Chelsea Gray scored 10 of Duke's last 12 points as the Blue Devils avoided a the shocking upset. BC trailed by one (61-60) with just under 3 minutes to play before Grey hit consecutive 3s just 58 seconds apart.

"We're getting better and that's our goal each game to get better and better," Crawley said.

Gray hit a jumper that gave Duke a 61-55 lead with 3:22 left. But BC closed that to 61-60 on a 3-pointer by Tessah Holt and two free throws by Katie Zenevitch.

Gray, who led all scorers with 19 points, then made the first 3-pointer, Kristen Doherty hit a layup for BC and Gray sank another 3-pointer, making it 67-62 with 1:28 to play. The Blue Devils finished with a short hook by Haley Peters and two free throws by Gray.

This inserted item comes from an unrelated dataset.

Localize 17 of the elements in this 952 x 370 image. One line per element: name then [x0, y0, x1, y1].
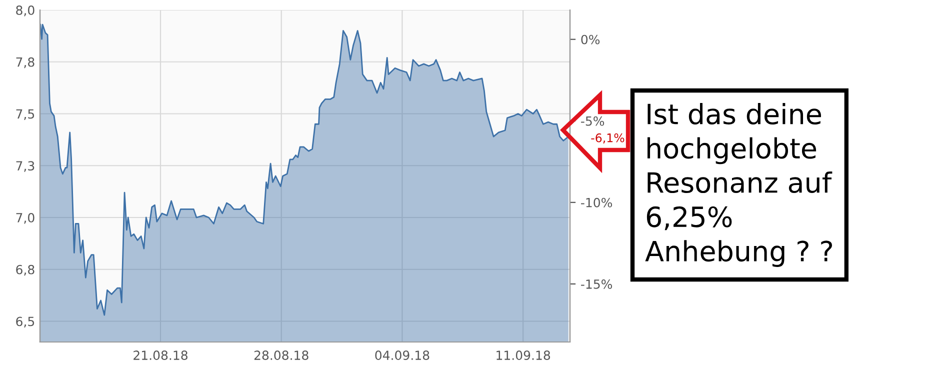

Duke (20-3, 11-0 Atlantic Coast Conference) got 18 points and 10 rebounds from Elizabeth Williams, her sixth double-double of the season, and 16 points from Peters.

BC (5-19, 0-11) was led by Doherty with 17 and Shayra Brown with 12.

Duke had beaten Wake Forest by 32 points before rolling over and No. 22 North Carolina. BC had lost eight of its 10 ACC games by at least 10 points. And the Blue Devils had a size advantage.

But every time they seemed poised to break the game open, BC came back.

BC led for the last time at 18-16 before Duke scored the next 11 points to take a 27-18 lead 4:43 before intermission. But the Eagles rallied by scoring the last eight points of the half and trailed just 32-31.

Duke added to its lead at the start of the second half but couldn't pull away.

With the score 39-33, the teams alternated baskets until the Blue Devils went ahead 52-44 on a 3-pointer by Gray with 11:09 to go. Then the Eagles scored the next four points on two free throws by Brown and a layup by Tiffany Ruffin, cutting the lead to 52-48 with 10:11 remaining.

The lead was back up to 59-52 when the Eagles scored again on 3-pointer by Kerri Shields. But after a steal by Peters, Gray hit her short jumper that opened a six-point advantage and started her late-game surge.

The 6-foot-3 Williams dominated inside early with layups on seven of Duke's first 10 shots. But BC clogged the middle after that and held her to just four points the rest of the way.

That opened up the perimeter, though, and Duke hit six of its seven 3-point shots in the second half.